Calcium ion (Ca2+) is a universal second messenger involved in regulating diverse processes in animals, plants, and fungi. The low-affinity calcium uptake system (LACS) participates in acquiring Ca2+ from extracellular environments under high extracellular Ca2+ concentration. Unlike most fungi, which encode only one protein (FIG1) for LACS, nematode-trapping fungi (NTF) encode two related proteins.

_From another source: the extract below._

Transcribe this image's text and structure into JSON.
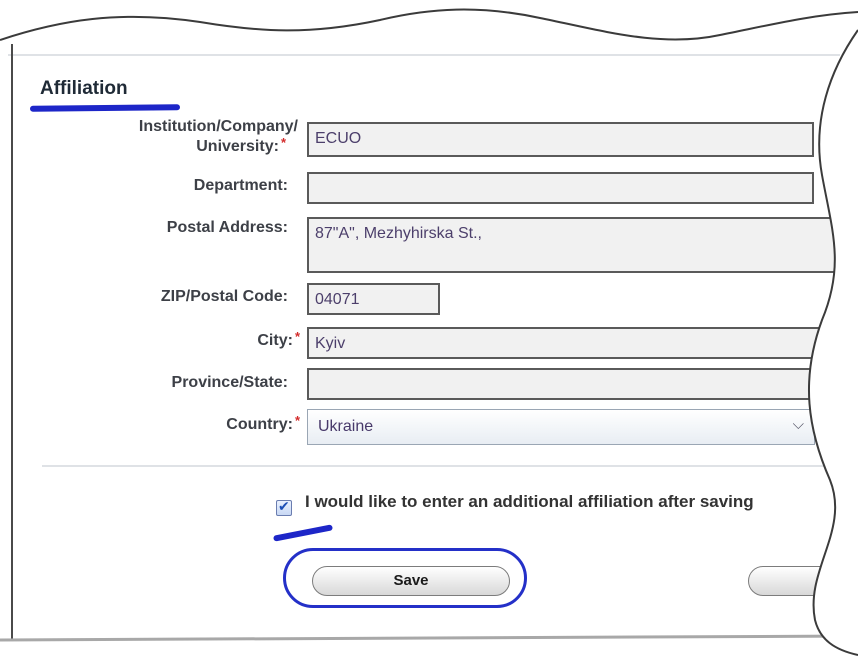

AoFIG_2, the NTF-specific LACS component encoded by adhesive network-trap forming Arthrobotrys oligospora, was shown to be required for conidiation and trap formation. We characterized the role of DhFIG_2, an AoFIG_2 ortholog encoded by knob-trap forming Dactylellina haptotyla, in growth and development to expand our understanding of the role of LACS in NTF. Because repeated attempts to disrupt DhFIG_2 failed, knocking down the expression of DhFIG_2 via RNA interference (RNAi) was used to study its function. RNAi of DhFIG_2 significantly decreased its expression, severely reduced conidiation and trap formation, and affected vegetative growth and stress responses, suggesting that this component of LACS is crucial for trap formation and conidiation in NTF. Our study demonstrated the utility of RNAi assisted by ATMT for studying gene function in D. haptotyla.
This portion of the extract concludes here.